Eine Dampflokomotive (kurz "Dampflok") ist eine Zugmaschine der Eisenbahn. Die Dampflokomotive besteht im Prinzip aus einem stählernen Rahmen mit dem Dampfkessel, der Feuerbüchse und der Kolbendampfmaschine samt Übertragungsgestänge. Der Rahmen ruht auf den Treibrädern und oft zusätzlichen Stütz-Laufrädern.

Dampflokomotiven beziehen ihre Primärenergie aus der Verbrennung der zumeist mitgeführten Brennstoffe (Holz, Kohle, Kohlenstaub oder Mineralöl). Der damit beheizte Dampfkessel erzeugt aus ebenfalls mitgeführtem Wasser den Dampf für die Dampfmaschine, deren Kolben über Kurbelstangengetriebe die Treib- und Kuppelräder drehen.

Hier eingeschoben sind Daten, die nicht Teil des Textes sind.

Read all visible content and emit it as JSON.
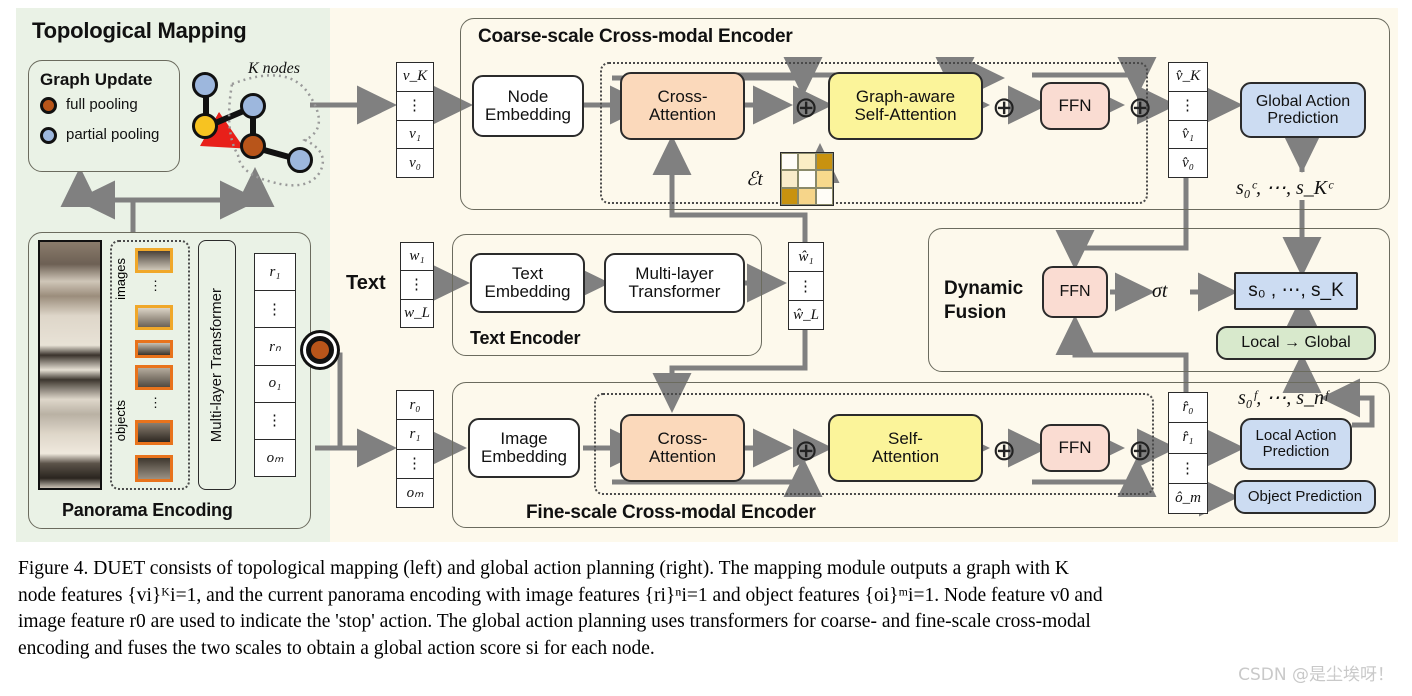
{
  "figure": {
    "caption_lines": [
      "Figure 4. DUET consists of topological mapping (left) and global action planning (right). The mapping module outputs a graph with K",
      "node features {vi}ᴷi=1, and the current panorama encoding with image features {ri}ⁿi=1 and object features {oi}ᵐi=1. Node feature v0 and",
      "image feature r0 are used to indicate the 'stop' action. The global action planning uses transformers for coarse- and fine-scale cross-modal",
      "encoding and fuses the two scales to obtain a global action score si for each node."
    ],
    "watermark": "CSDN @是尘埃呀！"
  },
  "topological_mapping": {
    "title": "Topological Mapping",
    "graph_update": {
      "title": "Graph Update",
      "legend": [
        {
          "label": "full pooling",
          "color": "#b8551a"
        },
        {
          "label": "partial pooling",
          "color": "#9db7dd"
        }
      ]
    },
    "k_nodes_label": "K nodes"
  },
  "panorama_encoding": {
    "title": "Panorama Encoding",
    "images_label": "images",
    "objects_label": "objects",
    "transformer_label": "Multi-layer Transformer",
    "output_stack": [
      "r₁",
      "⋮",
      "rₙ",
      "o₁",
      "⋮",
      "oₘ"
    ]
  },
  "coarse_encoder": {
    "title": "Coarse-scale Cross-modal Encoder",
    "input_stack": [
      "v_K",
      "⋮",
      "v₁",
      "v₀"
    ],
    "node_embedding": "Node\nEmbedding",
    "cross_attention": "Cross-\nAttention",
    "graph_self_attention": "Graph-aware\nSelf-Attention",
    "ffn": "FFN",
    "edge_matrix_label": "ℰt",
    "output_stack": [
      "v̂_K",
      "⋮",
      "v̂₁",
      "v̂₀"
    ],
    "global_action_prediction": "Global Action\nPrediction",
    "coarse_scores": "s₀ᶜ, ⋯, s_Kᶜ"
  },
  "text_encoder": {
    "text_label": "Text",
    "title": "Text Encoder",
    "input_stack": [
      "w₁",
      "⋮",
      "w_L"
    ],
    "text_embedding": "Text\nEmbedding",
    "multi_layer_transformer": "Multi-layer\nTransformer",
    "output_stack": [
      "ŵ₁",
      "⋮",
      "ŵ_L"
    ]
  },
  "fine_encoder": {
    "title": "Fine-scale Cross-modal Encoder",
    "input_stack": [
      "r₀",
      "r₁",
      "⋮",
      "oₘ"
    ],
    "image_embedding": "Image\nEmbedding",
    "cross_attention": "Cross-\nAttention",
    "self_attention": "Self-\nAttention",
    "ffn": "FFN",
    "output_stack": [
      "r̂₀",
      "r̂₁",
      "⋮",
      "ô_m"
    ],
    "local_action_prediction": "Local Action\nPrediction",
    "object_prediction": "Object Prediction",
    "fine_scores": "s₀ᶠ, ⋯, s_nᶠ"
  },
  "dynamic_fusion": {
    "title_line1": "Dynamic",
    "title_line2": "Fusion",
    "ffn": "FFN",
    "sigma": "σt",
    "fused_scores": "s₀ , ⋯, s_K",
    "local_to_global": "Local → Global"
  },
  "colors": {
    "cream_bg": "#fdf9ec",
    "green_bg": "#eaf2e6",
    "orange_block": "#fbd9bb",
    "yellow_block": "#fbf49a",
    "pink_block": "#fadcd2",
    "blue_block": "#ccdcf2",
    "green_block": "#d8e9cc",
    "wire": "#808080",
    "red_arrow": "#e8201a"
  }
}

Die Dampflokomotive war die ursprüngliche und lange Zeit vorherrschende Lokomotivbauart. Sie war das erste Zugmittel, das größere Leistung mit kompakter Bauform vereinen konnte und so die erfolgreiche Verbreitung des Eisenbahn-Systems bewirkte.

Table of contents
1 Dampferzeugung und Energieumwandlung
2 Kolbendampfmaschine der Dampflok
3 Fahrwerk
4 Wasserversorgung
5 Luft- und Rauchgasführung
6 Führungsmannschaft
7 Grenzen der Entwicklung und Sonderbauformen
8 Weblinks

Dampferzeugung und Energieumwandlung

Nassdampf

Die Verbrennung des Brennstoffs erzeugt im Dampfkessel der Lokomotive unter Druck stehenden Dampf. Die meisten Dampfloks haben eine einfache Rostfeuerung mit flachem Feuerbett. Es gab auch Bauformen, die mit Kohlenstaub oder mit einer Ölfeuerung und einem Brenner arbeiteten. Spezielle Schwerölbrenner heizten hier das Schweröl vor, das dann mit einem Dampfstrahl zerstäubt wurde.

Die Verbrennungwärme wird an den Wänden der Feuerbüchse und durch über 100 Rauch- und Heizrohre längs durch den Langkessel an das Wasser übertragen. Das verdampfende Wasser sammelt sich im Dampfraum und dem Dampfsammeldom. Der so entstandene Satt- oder Nassdampf mit einer Temperatur von 170 bis 200 Grad Celsius enthält wegen des Drucks noch eine Menge feinster Wassertropfen.

Siehe auch: Dampfkessel

Heißdampf

In modernen Dampflokomotiven wird der Dampf vom Dampfdom weitergeleitet in eine Überhitzereinrichtung. Diese besteht aus U-förmig gebogenen, in den Rauchrohren verlaufenden Rohren. Durch die Überhitzung steigt die Dampftemperatur auf 300 bis 400 Grad und die Wassertropfen verdampfen ebenfalls. Ohne weitere Druckerhöhung enthält damit der Dampf mehr Energie. Vom Überhitzer wird der Dampf zum Haupteinströmrohr der Kolbenmaschine geleitet, wo er die Kolben bewegt. So wird die die Wärmeenergie in mechanische Energie umgewandelt.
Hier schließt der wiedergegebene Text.